Discussion in 'Professional Trading' started by Sayid, Nov 1, 2011.

  1. Sayid

    Sayid

    Hello. New to the forum, but not trading.

    I have friends and family who would like to me to trade for their account. IB has a friends and family account where you can trade as an unlicensed "advisor". I have not seen this with other brokers. IB will allow you to manage less than 15 accounts and charge a fee.

    Does anyone have experience with this?

    What about legality?

    Many thanks
     
  2. I am interested in the same question and would appreciate anyone sharing their experience.

    My current understanding is that IB can bill the client accounts directly on your behalf (say 2% of asset and 20% of performance fee) on a quarterly or annual basis. You can also choose to bill the client directly.

    What fee structure do you have in mind? I am thinking of a tiered pricing scheme like the following:

    0% of AUM
    10% of gain for 1st 10% of return;
    20% of gain for 2nd 10% of return;
    30% of gain for 3rd 10% of return;
    40% of gain for 4th 10% of return;
    50% of gain for return > 40%.

    So if I achieve 50%, it will get me 15% and client 35%. Is this too complicated?

    The upside of IB's FA account is transparency. Clients see what you are doing all the time and can close the account anytime they like. If you are worried about them reverse engineering your strategy, then the transparency is a down side.

    njrookie
     
  3. bone

    bone

    Legality aside, it will strain relationships whether you are successful or not. Lots of passive-aggressive manipulation and fear/greed coming from loved ones who know absolutely nothing about trading and who cannot even remotely fathom how difficult it is to be consistently successful.

    There is an old proverb: "no good deed goes unpunished."

    Just trying to introduce some rational considerations into the discussion, and in any event the very best of luck to you.

    Whether it is one or fifteen ( the max number for SEC registration ), I would definitely have them formally sign a strongly worded boilerplate agreement about the risk they are taking on, and the fact that they should consider the investment at total risk and essentially as disposable income. You will be better off with an "eyes wide open" approach. They will hound you relentlessly unless they completely understand that they will likely lose most of it.

    Because they are related, you will definitely trade differently whether you care to admit it or not. You will become more defensive, and that is not necessarily a good thing. Your performance metrics will be different trading a relative's money.
     
  4. newwurldmn

    newwurldmn

    Talk to a lawyer if the numbers are big enough. If you lose money you might be personally liable to cover the losses without the proper documents and due diligence in place.

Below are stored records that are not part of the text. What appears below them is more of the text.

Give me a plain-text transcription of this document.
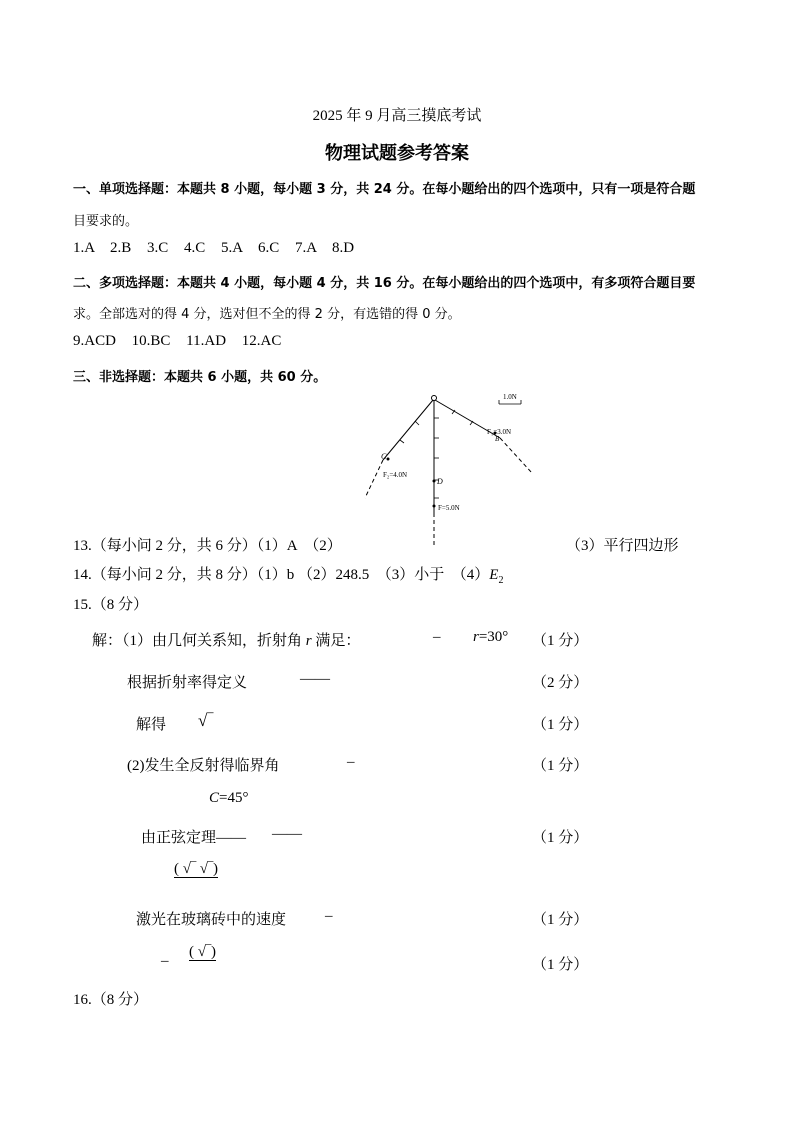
2025 年 9 月高三摸底考试
物理试题参考答案
一、单项选择题：本题共 8 小题，每小题 3 分，共 24 分。在每小题给出的四个选项中，只有一项是符合题
目要求的。
1.A 2.B 3.C 4.C 5.A 6.C 7.A 8.D
二、多项选择题：本题共 4 小题，每小题 4 分，共 16 分。在每小题给出的四个选项中，有多项符合题目要
求。全部选对的得 4 分，选对但不全的得 2 分，有选错的得 0 分。
9.ACD 10.BC 11.AD 12.AC
三、非选择题：本题共 6 小题，共 60 分。
1.0N
C
F₂=4.0N
D
F=5.0N
F₁=3.0N
B
13.（每小问 2 分，共 6 分）（1）A　（2）	（3）平行四边形
14.（每小问 2 分，共 8 分）（1）b （2）248.5　（3）小于　$(4)E_2$
15.（8 分）
解：（1）由几何关系知，折射角 r 满足：	– r=30° （1 分）
根据折射率得定义	——	（2 分）
解得 √‾	（1 分）
(2)发生全反射得临界角	–	（1 分）
C=45°
由正弦定理—— ——	（1 分）
( √‾ √‾)
激光在玻璃砖中的速度	–	（1 分）
–
( √‾)
（1 分）
16.（8 分）
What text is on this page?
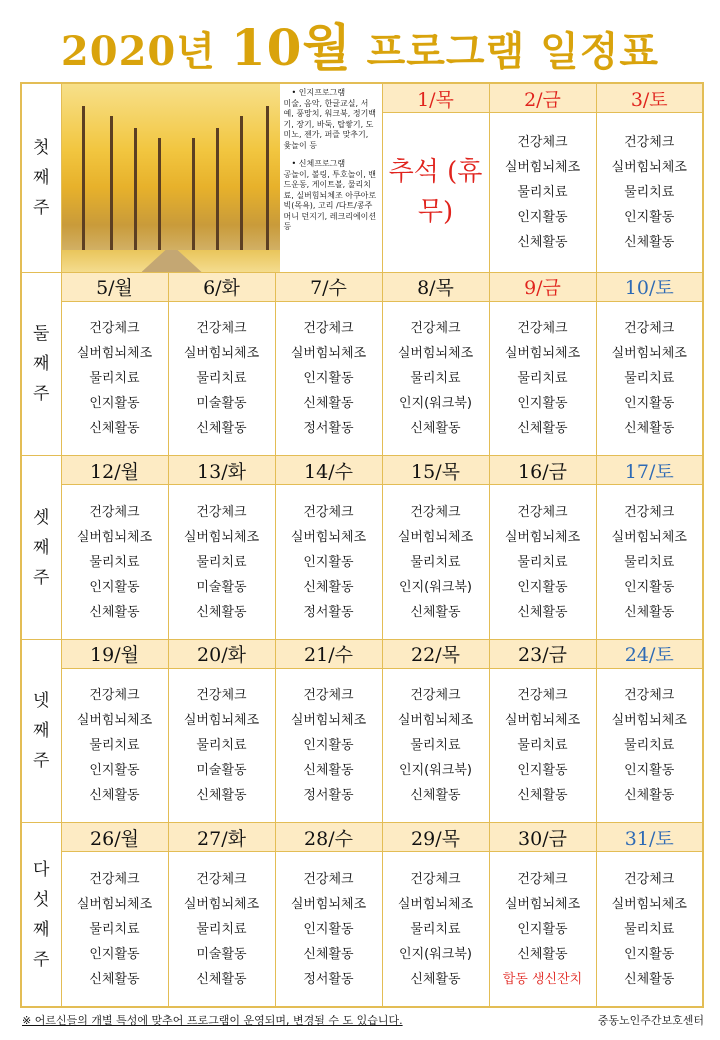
2020년 10월 프로그램 일정표
첫
째
주	• 인지프로그램
미술, 음악, 한글교실, 서예, 풍망치, 워크북, 정기백기, 장기, 바둑, 탑쌓기, 도미노, 젠가, 퍼즐 맞추기, 윷놀이 등
• 신체프로그램
공놀이, 볼링, 투호놀이, 밴드운동, 게이트볼, 물리치료, 실버힘뇌체조 아쿠아로빅(목욕), 고리 /다트/콩주머니 던지기, 레크리에이션 등			1/목	2/금	3/토
				추석 (휴무)	건강체크
실버힘뇌체조
물리치료
인지활동
신체활동	건강체크
실버힘뇌체조
물리치료
인지활동
신체활동

둘
째
주	5/월	6/화	7/수	8/목	9/금	10/토

	건강체크
실버힘뇌체조
물리치료
인지활동
신체활동	건강체크
실버힘뇌체조
물리치료
미술활동
신체활동	건강체크
실버힘뇌체조
인지활동
신체활동
정서활동	건강체크
실버힘뇌체조
물리치료
인지(워크북)
신체활동	건강체크
실버힘뇌체조
물리치료
인지활동
신체활동	건강체크
실버힘뇌체조
물리치료
인지활동
신체활동

셋
째
주	12/월	13/화	14/수	15/목	16/금	17/토

	건강체크
실버힘뇌체조
물리치료
인지활동
신체활동	건강체크
실버힘뇌체조
물리치료
미술활동
신체활동	건강체크
실버힘뇌체조
인지활동
신체활동
정서활동	건강체크
실버힘뇌체조
물리치료
인지(워크북)
신체활동	건강체크
실버힘뇌체조
물리치료
인지활동
신체활동	건강체크
실버힘뇌체조
물리치료
인지활동
신체활동

넷
째
주	19/월	20/화	21/수	22/목	23/금	24/토

	건강체크
실버힘뇌체조
물리치료
인지활동
신체활동	건강체크
실버힘뇌체조
물리치료
미술활동
신체활동	건강체크
실버힘뇌체조
인지활동
신체활동
정서활동	건강체크
실버힘뇌체조
물리치료
인지(워크북)
신체활동	건강체크
실버힘뇌체조
물리치료
인지활동
신체활동	건강체크
실버힘뇌체조
물리치료
인지활동
신체활동

다
섯
째
주	26/월	27/화	28/수	29/목	30/금	31/토

	건강체크
실버힘뇌체조
물리치료
인지활동
신체활동	건강체크
실버힘뇌체조
물리치료
미술활동
신체활동	건강체크
실버힘뇌체조
인지활동
신체활동
정서활동	건강체크
실버힘뇌체조
물리치료
인지(워크북)
신체활동	건강체크
실버힘뇌체조
인지활동
신체활동
합동 생신잔치	건강체크
실버힘뇌체조
물리치료
인지활동
신체활동
※ 어르신들의 개별 특성에 맞추어 프로그램이 운영되며, 변경될 수 도 있습니다.	중동노인주간보호센터
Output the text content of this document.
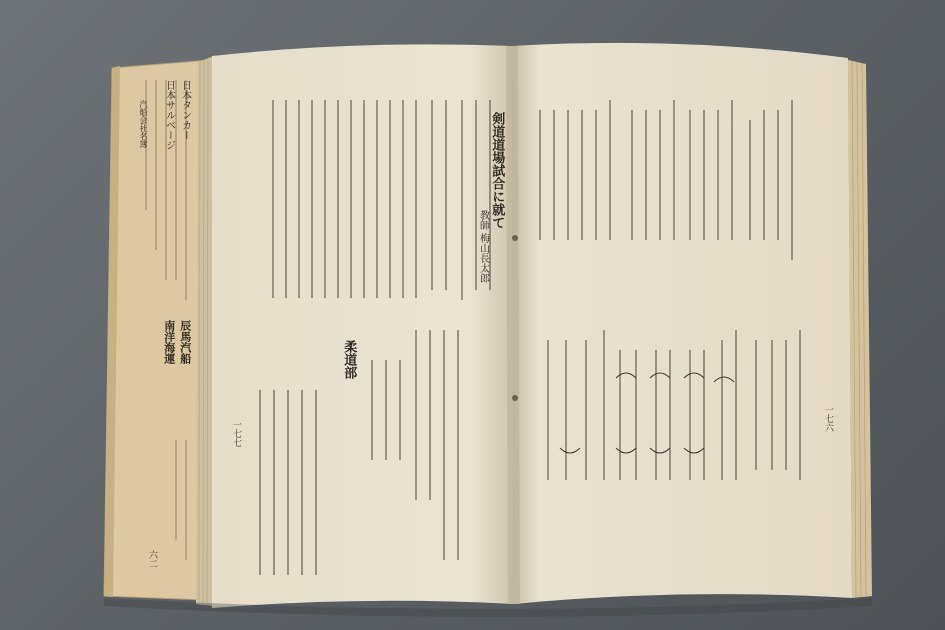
日本タンカー
日本サルベージ
汽船会社名簿
辰馬汽船
南洋海運
六二
剣道道場試合に就て
教師 梅山長太郎
柔道部
一七七
一七六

    Everyone is a friend until money is lost.
     
  5. dtan1e

    dtan1e

    ask them what happens when u loses all their money
     
  6. bone

    bone

    The best structure for his situation is probably an LLP, where distributions are made on a K-1, but it terms of his personal financial/fiduciary liabilities the protections are essentially the same as an LLC.

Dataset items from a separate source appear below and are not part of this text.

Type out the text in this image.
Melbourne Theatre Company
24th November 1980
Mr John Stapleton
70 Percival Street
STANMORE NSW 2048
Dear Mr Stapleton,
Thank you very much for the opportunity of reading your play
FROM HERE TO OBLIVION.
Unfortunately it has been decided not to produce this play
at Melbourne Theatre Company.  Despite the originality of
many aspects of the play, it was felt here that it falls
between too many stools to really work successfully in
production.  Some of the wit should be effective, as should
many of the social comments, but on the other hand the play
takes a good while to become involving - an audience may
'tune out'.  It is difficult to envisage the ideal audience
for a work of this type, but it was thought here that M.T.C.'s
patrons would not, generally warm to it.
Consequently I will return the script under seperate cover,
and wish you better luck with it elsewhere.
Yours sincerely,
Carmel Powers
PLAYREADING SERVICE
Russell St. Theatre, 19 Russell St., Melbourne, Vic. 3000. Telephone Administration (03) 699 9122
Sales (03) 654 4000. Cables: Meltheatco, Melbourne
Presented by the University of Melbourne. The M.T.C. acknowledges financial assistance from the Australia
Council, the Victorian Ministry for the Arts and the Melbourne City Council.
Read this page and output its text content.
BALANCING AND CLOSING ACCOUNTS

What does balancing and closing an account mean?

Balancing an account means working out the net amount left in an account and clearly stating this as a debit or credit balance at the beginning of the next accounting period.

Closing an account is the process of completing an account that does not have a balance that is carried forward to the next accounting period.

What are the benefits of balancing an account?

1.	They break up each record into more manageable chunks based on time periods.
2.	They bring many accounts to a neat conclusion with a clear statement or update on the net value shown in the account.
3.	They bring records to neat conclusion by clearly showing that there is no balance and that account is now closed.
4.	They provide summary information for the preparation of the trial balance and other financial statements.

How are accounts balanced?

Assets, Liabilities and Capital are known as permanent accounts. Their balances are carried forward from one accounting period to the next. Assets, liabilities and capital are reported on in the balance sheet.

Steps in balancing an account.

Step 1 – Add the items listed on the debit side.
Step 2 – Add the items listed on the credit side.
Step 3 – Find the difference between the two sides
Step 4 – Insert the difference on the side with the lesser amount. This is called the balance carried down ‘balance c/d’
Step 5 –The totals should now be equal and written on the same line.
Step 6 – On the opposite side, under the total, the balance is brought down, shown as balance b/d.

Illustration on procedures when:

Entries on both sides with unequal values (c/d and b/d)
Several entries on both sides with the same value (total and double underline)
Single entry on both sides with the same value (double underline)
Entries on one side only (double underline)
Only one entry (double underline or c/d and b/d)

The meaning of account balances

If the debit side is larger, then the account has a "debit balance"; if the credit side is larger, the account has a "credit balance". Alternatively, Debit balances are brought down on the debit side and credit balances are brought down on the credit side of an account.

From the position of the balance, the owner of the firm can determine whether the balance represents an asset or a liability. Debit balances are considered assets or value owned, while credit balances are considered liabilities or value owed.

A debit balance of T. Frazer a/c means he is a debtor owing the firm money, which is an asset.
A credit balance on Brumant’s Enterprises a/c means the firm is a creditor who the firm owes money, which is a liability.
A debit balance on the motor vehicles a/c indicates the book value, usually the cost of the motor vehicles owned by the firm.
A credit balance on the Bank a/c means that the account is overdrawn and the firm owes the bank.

    You will spend at least $10K to set it up properly.

    And yes, your relatives will sue your ass. They will be more aggressive and belligerent in many respects than they might be with a third party. Families can frequently be like that.
     
  7. Exactly what bone is saying. Can fully relate to that. It's pressuring, damn pressuring. No one likes to lose money. Outsiders do not know how it's like to lose money. You don't know what you are getting into. I just give advice so that the actual trading decision is not on my side.
     
  8. Grinder

    Grinder

    Do what most do and call it a loan with a set interest % you will pay them, make it better than the bank rate but not to big and guarantee they will get their capital back plus whatever interest they would've made if put in a bank account. That way no one gets upset and everyone wins.
     
  9. Eddiefl

    Eddiefl


    Bingo. +100.

    Find the highest interest rate in your area or State, highest CD or money market. Tell them they will get that at a fixed rate, quarterly or semi-annually or double it. (which I think CD in my area are paying 2.0% per year now, max)

    Keep it simple, very simple with relatives. OR like people above say, things can get stupid.


    EF
     
  10. Maverick74

    Maverick74

    This is an awful idea. You want to convince them they are making a risk free trade to earn a yield? And then what happens when he blows out the account and they ask where their money is? Is the OP going to refund all their capital? No, do NOT do this.